[retour à un affichage normal]

Accueil > Outils > étouffer en moi toute animosité

étouffer en moi toute animosité


"Quoi celui, dont j'avais résolu le trépas,
Est celui, qui pour moi, vient d'employer son bras ?
Ah! c'en est trop, mon cœur est contraint de se rendre ;
Et quoi que votre amour, ce soir, ait pu prétendre
Ce trait si surprenant de générosité,
Doit étouffer en moi toute animosité."
Les Fâcheux, III, 5 (v. 801-806)

L'épisode par lequel un amoureux sauve la vie du père de la jeune fille qu'il aime, alors que ce dernier s'oppose à leur union, avait été proposé comme modèle de dénouement dans le Discours de l’utilité et des parties du poème dramatique (1660) de Pierre Corneille (1).

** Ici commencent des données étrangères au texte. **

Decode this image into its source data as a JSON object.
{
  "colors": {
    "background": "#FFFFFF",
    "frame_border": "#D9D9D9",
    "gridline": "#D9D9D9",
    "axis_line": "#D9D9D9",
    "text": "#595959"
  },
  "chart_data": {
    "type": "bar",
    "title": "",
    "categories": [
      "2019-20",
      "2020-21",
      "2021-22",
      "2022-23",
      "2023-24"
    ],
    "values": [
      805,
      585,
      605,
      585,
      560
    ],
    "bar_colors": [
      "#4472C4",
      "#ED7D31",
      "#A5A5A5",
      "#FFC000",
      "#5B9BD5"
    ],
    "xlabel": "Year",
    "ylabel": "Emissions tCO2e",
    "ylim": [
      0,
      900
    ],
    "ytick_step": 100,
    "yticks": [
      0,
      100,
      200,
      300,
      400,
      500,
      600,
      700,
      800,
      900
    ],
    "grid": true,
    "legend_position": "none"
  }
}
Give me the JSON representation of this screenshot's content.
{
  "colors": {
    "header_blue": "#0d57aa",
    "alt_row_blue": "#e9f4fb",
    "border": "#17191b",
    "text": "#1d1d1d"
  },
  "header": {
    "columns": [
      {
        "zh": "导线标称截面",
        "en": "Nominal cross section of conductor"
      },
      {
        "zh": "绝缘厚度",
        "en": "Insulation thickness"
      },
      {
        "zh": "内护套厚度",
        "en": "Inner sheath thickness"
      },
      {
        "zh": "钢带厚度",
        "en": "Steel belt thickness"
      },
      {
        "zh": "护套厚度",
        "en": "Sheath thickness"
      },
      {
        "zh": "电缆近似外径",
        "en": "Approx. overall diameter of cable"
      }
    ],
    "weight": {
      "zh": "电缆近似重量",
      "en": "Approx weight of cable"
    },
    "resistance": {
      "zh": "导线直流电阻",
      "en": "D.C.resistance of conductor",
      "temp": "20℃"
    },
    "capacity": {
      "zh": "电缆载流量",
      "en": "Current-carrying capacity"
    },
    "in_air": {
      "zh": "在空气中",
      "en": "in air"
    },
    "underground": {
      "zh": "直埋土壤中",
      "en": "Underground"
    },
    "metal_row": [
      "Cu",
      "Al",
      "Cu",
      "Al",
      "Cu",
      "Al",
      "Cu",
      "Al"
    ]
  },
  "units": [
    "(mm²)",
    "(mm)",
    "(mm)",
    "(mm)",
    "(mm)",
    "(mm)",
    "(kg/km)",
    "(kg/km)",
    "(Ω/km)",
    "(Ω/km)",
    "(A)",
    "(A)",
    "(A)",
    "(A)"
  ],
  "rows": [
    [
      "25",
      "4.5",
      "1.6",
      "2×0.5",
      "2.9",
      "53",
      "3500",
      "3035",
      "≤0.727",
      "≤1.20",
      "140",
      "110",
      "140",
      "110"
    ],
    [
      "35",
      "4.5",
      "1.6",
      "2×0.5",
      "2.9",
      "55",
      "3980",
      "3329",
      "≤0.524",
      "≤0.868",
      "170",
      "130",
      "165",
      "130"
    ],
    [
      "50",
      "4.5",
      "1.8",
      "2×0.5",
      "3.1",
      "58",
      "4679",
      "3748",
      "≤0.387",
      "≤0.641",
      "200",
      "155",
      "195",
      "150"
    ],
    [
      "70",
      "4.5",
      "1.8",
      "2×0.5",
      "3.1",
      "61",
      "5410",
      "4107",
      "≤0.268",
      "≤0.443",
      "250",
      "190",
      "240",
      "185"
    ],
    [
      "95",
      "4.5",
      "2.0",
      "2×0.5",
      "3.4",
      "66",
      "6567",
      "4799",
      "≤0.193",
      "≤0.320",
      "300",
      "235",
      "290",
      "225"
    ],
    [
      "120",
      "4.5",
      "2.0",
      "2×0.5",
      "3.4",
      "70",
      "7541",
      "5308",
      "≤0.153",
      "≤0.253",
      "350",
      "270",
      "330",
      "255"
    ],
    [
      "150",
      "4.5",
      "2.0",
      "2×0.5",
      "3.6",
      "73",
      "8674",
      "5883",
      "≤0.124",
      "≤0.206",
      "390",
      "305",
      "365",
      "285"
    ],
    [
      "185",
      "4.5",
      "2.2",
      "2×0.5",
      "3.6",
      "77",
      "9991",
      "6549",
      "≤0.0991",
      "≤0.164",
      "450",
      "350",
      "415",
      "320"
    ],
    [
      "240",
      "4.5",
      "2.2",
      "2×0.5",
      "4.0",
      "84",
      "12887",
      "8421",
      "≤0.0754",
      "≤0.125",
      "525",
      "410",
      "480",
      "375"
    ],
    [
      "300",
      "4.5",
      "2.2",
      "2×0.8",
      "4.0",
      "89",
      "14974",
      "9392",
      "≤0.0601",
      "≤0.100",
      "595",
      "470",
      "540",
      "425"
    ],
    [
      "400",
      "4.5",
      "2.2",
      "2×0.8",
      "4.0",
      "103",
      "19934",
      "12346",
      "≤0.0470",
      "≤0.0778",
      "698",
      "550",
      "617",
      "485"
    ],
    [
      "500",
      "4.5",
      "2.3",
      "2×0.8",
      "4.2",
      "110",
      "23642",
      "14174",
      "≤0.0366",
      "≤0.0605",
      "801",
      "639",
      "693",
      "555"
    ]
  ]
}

Auparavant cet épisode avait connu deux variantes dans les romans des Scudéry :

  • dans la première partie (1654) de la Clélie, Clélius, père de Clélie, est touché par la générosité d'Aronce, qui lui sauve la vie, malgré qu'il ait pris la décision de le bannir et de l'éloigner ainsi de la femme qu'il aime (2) ;
  • au Livre III, 1 du Grand Cyrus (1649-1653), le héros intervient pour protéger Ciaxare, père de Mandane, que des comploteurs tentent de poignarder (p. 1407-1409)


(1)

il n’y aurait pas grand artifice au dénouement d’une pièce, si après l’avoir soutenue durant quatre actes sur l’autorité d’un père qui n’approuve point les inclinations amoureuses de son fils, ou de sa fille, il y consentait tout d’un coup au cinquième par cette seule raison que c’est le cinquième, et que l’auteur n’oserait en faire six. Il faut un effet considérable qui l’y oblige, comme si l’amant de sa fille lui sauvait la vie en quelque rencontre où il fût prêt d’être assassiné par ses ennemis, ou que par quelque accident inespéré il fût reconnu pour être de plus grande condition, et mieux dans la fortune, qu’il ne paraissait.
(éd. de 1663, p. XV)

--

(2)

- Ha lâche, s'écria Aronce en allant du côté où était cet assassin, par une ouverture de la palissade qui se trouva être assez près de lui, je vous empêcherai bien d'exécuter votre barbare dessein ; et vous ne poignarderez jamais Clélius que vous ne m'ayez ôté la vie.
[...]
Clélius fut si sensiblement touché de voir qu'un moment après qu'il avait prononcé l'arrêt de son bannissement, il eût hasardé sa vie pour sauver la sienne, qu'il ne put s'empêcher de lui témoigner l'admiration qu'il avait pour sa vertu. Si bien que sans s'amuser à demander rien de ce qui le regardait, "Ha Aronce, s'écria-t-il, votre générosité me charme ! et Aricidie avait raison de dire que si vous n'étiez romain, vous aviez le coeur d'un Romain ; c'est pourquoi puisque je n'ai encore rien promis à Horace, il faut que Clélie dispose d'elle-même, sans que je m'en mêle."